CEOs from Meta, Oracle, and a number of mid-sized SaaS firms that all sound like prescription drugs (e.g. Nexivora, Quantorel, Zylprone) have been spotted rolling out sleeping bags in corner offices, installing standing showers in data centers, and holding “fireside Zooms” from ergonomic bean bags.
“We’re normalizing presence again,” said Rishi Patel, CEO of LoopGrid, a B2B platform that helps other B2B platforms manage their B2B platforms. “If the team won’t come to me, I’ll be here 24/7 until they do. Except Tuesdays. I have therapy.”
HR Praises “Relentless In-Personism”
The HR community has quickly embraced the trend with corporate literature now encouraging “Relentless In-Personism” — the belief that being physically near coworkers, regardless of actual interaction, is the cornerstone of productivity.
A leaked memo from one Fortune 100 firm outlines the new expectations:
“To re-cultivate synergy, leaders are expected to maintain continuous office presence, ideally while emitting approachable yet performance-oriented body language. Sleeping under desks is acceptable, but must not exceed 4 hours per cycle.”
“If employees see their VP of Revenue Management gently sobbing into a couch cushion at 2 a.m., it signals dedication. That’s culture.”

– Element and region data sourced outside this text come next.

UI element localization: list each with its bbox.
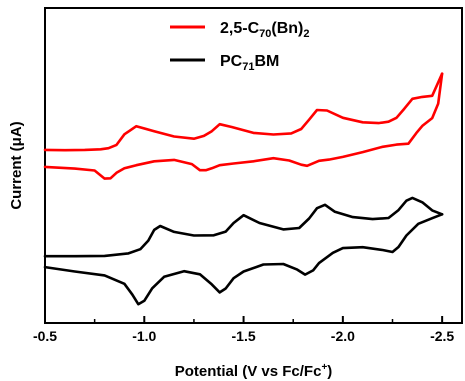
series-layer xyxy=(43,72,444,306)
x-axis-title: Potential (V vs Fc/Fc+) xyxy=(175,362,333,380)
legend-label-pc71bm: PC71BM xyxy=(220,53,279,73)
plot-frame xyxy=(44,7,463,324)
x-tick-label: -2.5 xyxy=(430,328,454,344)
y-axis-title: Current (μA) xyxy=(8,121,25,209)
series-0-forward-scan xyxy=(43,72,444,152)
legend-label-c70bn2: 2,5-C70(Bn)2 xyxy=(220,20,309,40)
x-axis-ticks xyxy=(44,316,444,323)
x-tick-label: -2.0 xyxy=(331,328,355,344)
series-1-forward-scan xyxy=(43,196,444,258)
series-0-reverse-scan xyxy=(43,72,444,180)
x-tick-label: -1.5 xyxy=(232,328,256,344)
x-tick-label: -0.5 xyxy=(33,328,57,344)
series-1-reverse-scan xyxy=(43,213,444,306)
legend: 2,5-C70(Bn)2 PC71BM xyxy=(170,20,309,73)
x-tick-label: -1.0 xyxy=(132,328,156,344)
x-axis-tick-labels: -0.5 -1.0 -1.5 -2.0 -2.5 xyxy=(33,328,454,344)
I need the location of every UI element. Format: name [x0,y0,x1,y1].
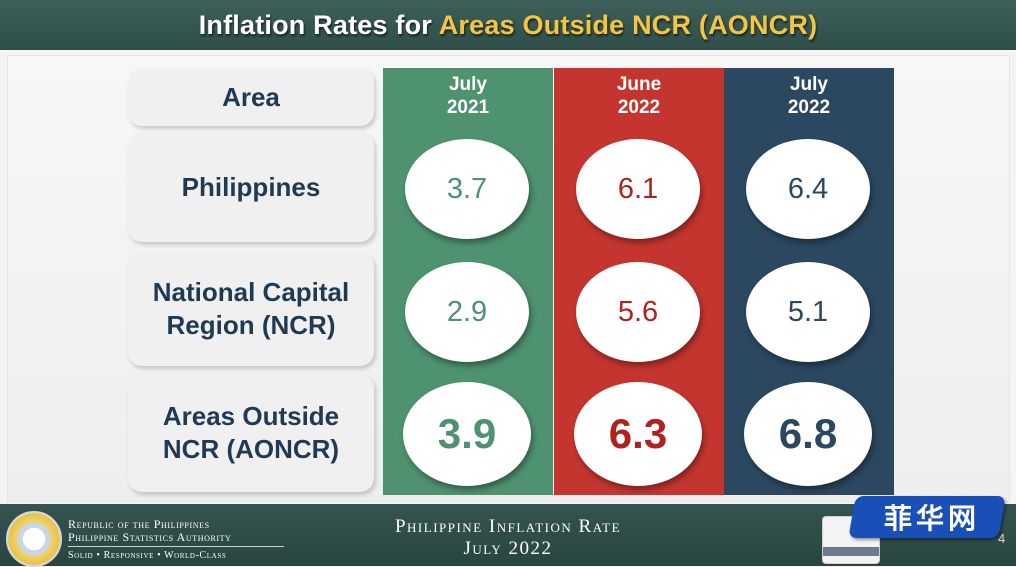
psa-seal-icon [6,511,62,567]
value-philippines-jun2022: 6.1 [576,139,700,239]
row-label-aoncr: Areas Outside NCR (AONCR) [128,374,374,492]
column-header-month: July [448,74,488,95]
watermark-text: 菲华网 [883,502,980,535]
column-july-2021: July 2021 3.7 2.9 3.9 [383,68,553,495]
value-ncr-jul2022: 5.1 [746,262,870,362]
slide-title: Inflation Rates for Areas Outside NCR (A… [199,10,818,41]
agency-name: Philippine Statistics Authority [68,530,232,544]
value-aoncr-jul2021: 3.9 [403,382,531,486]
slide-title-prefix: Inflation Rates for [198,9,433,40]
value-ncr-jul2021: 2.9 [405,262,529,362]
value-philippines-jul2022: 6.4 [746,139,870,239]
column-header: June 2022 [554,68,724,124]
column-header: July 2021 [383,68,553,124]
slide-number: 4 [998,531,1006,546]
column-header-year: 2022 [617,97,661,118]
agency-motto: Solid • Responsive • World-Class [68,550,227,561]
column-july-2022: July 2022 6.4 5.1 6.8 [724,68,894,495]
row-label-line2: NCR (AONCR) [162,434,340,464]
row-label-line1: Areas Outside [162,401,340,431]
footer: Republic of the Philippines Philippine S… [0,504,1016,567]
footer-title-line2: July 2022 [463,538,553,559]
value-philippines-jul2021: 3.7 [405,139,529,239]
value-aoncr-jul2022: 6.8 [744,382,872,486]
value-aoncr-jun2022: 6.3 [574,382,702,486]
title-bar: Inflation Rates for Areas Outside NCR (A… [0,0,1016,50]
row-label-line2: Region (NCR) [166,310,336,340]
footer-title: Philippine Inflation Rate July 2022 [300,516,716,560]
row-label-ncr: National Capital Region (NCR) [128,252,374,366]
slide-title-highlight: Areas Outside NCR (AONCR) [438,9,818,40]
agency-divider [68,546,284,547]
column-header: July 2022 [724,68,894,124]
column-header-month: July [789,74,829,95]
agency-country: Republic of the Philippines [68,517,210,531]
footer-title-line1: Philippine Inflation Rate [394,516,622,537]
area-header: Area [128,68,374,126]
column-header-month: June [616,74,662,95]
row-label-philippines: Philippines [128,132,374,242]
column-header-year: 2021 [446,97,490,118]
row-label-text: Philippines [181,171,321,202]
column-header-year: 2022 [787,97,831,118]
value-ncr-jun2022: 5.6 [576,262,700,362]
row-label-line1: National Capital [152,277,350,307]
column-june-2022: June 2022 6.1 5.6 6.3 [554,68,724,495]
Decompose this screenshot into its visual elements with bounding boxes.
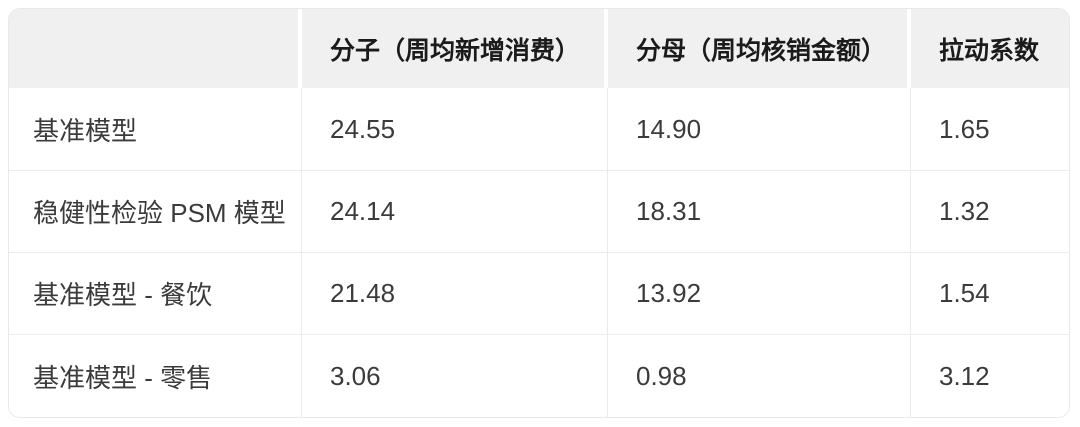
cell-value: 21.48 [302, 252, 608, 334]
cell-value: 0.98 [608, 334, 911, 417]
cell-value: 1.54 [911, 252, 1069, 334]
row-label: 基准模型 [9, 88, 302, 170]
cell-value: 1.65 [911, 88, 1069, 170]
header-cell-denominator: 分母（周均核销金额） [608, 9, 911, 88]
cell-value: 18.31 [608, 170, 911, 252]
header-cell-model [9, 9, 302, 88]
cell-value: 13.92 [608, 252, 911, 334]
cell-value: 24.55 [302, 88, 608, 170]
cell-value: 3.12 [911, 334, 1069, 417]
header-cell-numerator: 分子（周均新增消费） [302, 9, 608, 88]
row-label: 基准模型 - 餐饮 [9, 252, 302, 334]
cell-value: 24.14 [302, 170, 608, 252]
cell-value: 14.90 [608, 88, 911, 170]
cell-value: 3.06 [302, 334, 608, 417]
row-label: 稳健性检验 PSM 模型 [9, 170, 302, 252]
model-results-table: 分子（周均新增消费） 分母（周均核销金额） 拉动系数 基准模型 24.55 14… [8, 8, 1070, 418]
header-cell-coefficient: 拉动系数 [911, 9, 1069, 88]
row-label: 基准模型 - 零售 [9, 334, 302, 417]
cell-value: 1.32 [911, 170, 1069, 252]
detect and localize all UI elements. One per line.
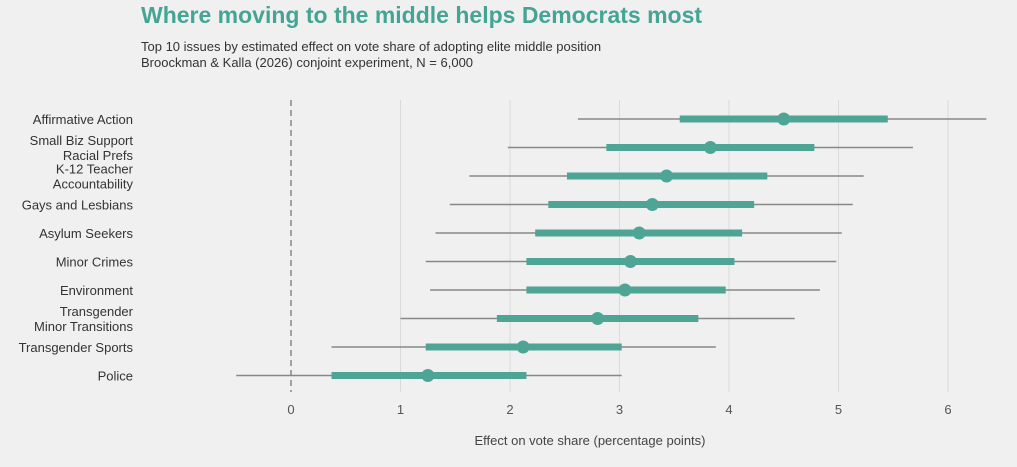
x-tick-label: 3 [616,402,623,417]
category-label: Transgender Sports [19,340,134,355]
category-labels: Affirmative Action Small Biz Support Racia… [19,112,134,384]
x-tick-label: 0 [287,402,294,417]
category-label: Small Biz Support Racial Prefs [30,133,134,163]
x-tick-label: 1 [397,402,404,417]
interval-marks [236,112,987,382]
category-label: Environment [60,283,133,298]
point-estimate [421,369,435,382]
chart-subtitle: Top 10 issues by estimated effect on vot… [141,39,601,71]
x-axis-label: Effect on vote share (percentage points) [474,433,705,448]
point-estimate [618,283,632,297]
x-tick-label: 5 [835,402,842,417]
subtitle-line: Top 10 issues by estimated effect on vot… [141,39,602,54]
point-estimate [777,112,791,126]
category-label: Gays and Lesbians [22,198,134,213]
category-label: Affirmative Action [33,112,133,127]
x-axis-ticks: 0 1 2 3 4 5 6 [287,402,951,417]
point-estimate [591,312,605,325]
source-line: Broockman & Kalla (2026) conjoint experi… [141,55,474,70]
point-estimate [660,169,674,183]
category-label: Transgender Minor Transitions [34,304,134,334]
category-label: Asylum Seekers [39,226,133,241]
point-estimate [703,141,717,154]
category-label: Minor Crimes [56,255,134,270]
point-estimate [632,226,646,240]
chart-title: Where moving to the middle helps Democra… [141,2,703,28]
x-tick-label: 4 [725,402,732,417]
point-estimate [645,198,659,211]
point-estimate [623,255,637,268]
x-tick-label: 2 [506,402,513,417]
category-label: K-12 Teacher Accountability [53,162,134,192]
category-label: Police [98,369,133,384]
x-tick-label: 6 [944,402,951,417]
point-estimate [516,340,530,354]
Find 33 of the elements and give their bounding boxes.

Employees Respond: “Cool, Still Not Coming In”
Despite these efforts, employee sentiment remains tepid at best.
“I think it’s great that our CMO is living in a supply closet,” said Clara Li, a product designer at Spindlely, a remote-first fintech that no longer has a physical headquarters. “But I’m still not flying in from Oregon to attend a post-it ideation jam at a WeWork in Midtown. Especially not when I just bought a house with chickens.”
Many employees report feeling “inspired yet unmoved” by the sacrifices of their leaders, who now appear in Zoom calls from yoga mats beside Keurig machines. Some say they find it “comforting” to know their C-suite sleeps on-site, especially since that’s often where company layoffs are announced.
“Honestly, I’m glad they’re in the office,” said one anonymous engineer at CloudverseAI. “That way I know where to send the pizza when they cancel our raises again.”
Real Estate Industry Thrilled
Meanwhile, commercial real estate developers are delighted by the emergence of “Executive Co-Living Office Habitats”, a hot new niche they’ve dubbed LiveOps.
One pilot program from WeWork’s resurrected spin-off, WeSleep, is testing “full-stack executive bunk stations” with features like:
- Whiteboards you can cry against
- Fridge microkitchens stocked with single-serve chia puddings
- Optional onboarding scent diffusers (eucalyptus or shareholder tension)
- Full-day light simulations to mimic the feeling of seeing the sun
Investors are bullish. “The modern office isn’t dead,” said venture capitalist Jenna Krug. “It’s just become a permanent habitat for the economically overcompensated.”
The Inevitable Burnout
However, cracks are beginning to show. A recent incident at VantaNet’s New York office revealed the darker side of executive embedment: their CFO, disoriented from weeks without sunlight, allegedly tried to file a quarterly report using a microwave. He was gently sedated and rolled into the huddle room for “deep strategy reflection.”
Another firm reported an outbreak of “performance mirroring,” where lower-level employees started staging fake all-nighters to avoid suspicion, resulting in a rash of Slack messages sent at 3:47 a.m. that simply read “circling back.”
At least two firms are under investigation after installing biometric sleeping pods with mandatory eye-tracking to “ensure lucid dreams remain KPI-aligned.”
Conclusion: The Office Strikes Back
In the end, while remote work offered a glimpse into a flexible, humane future, it now appears to be a privilege reserved for senior developers, lucky freelancers, and employees who no longer exist in any HR database but still receive direct deposit.
Everyone else? They’re either back in the office — or about to find their boss curled up behind the printer tray with a whiteboard marker and a dream.
One thing’s for certain: In today’s economy, the only remote thing left… is the possibility of work-life balance.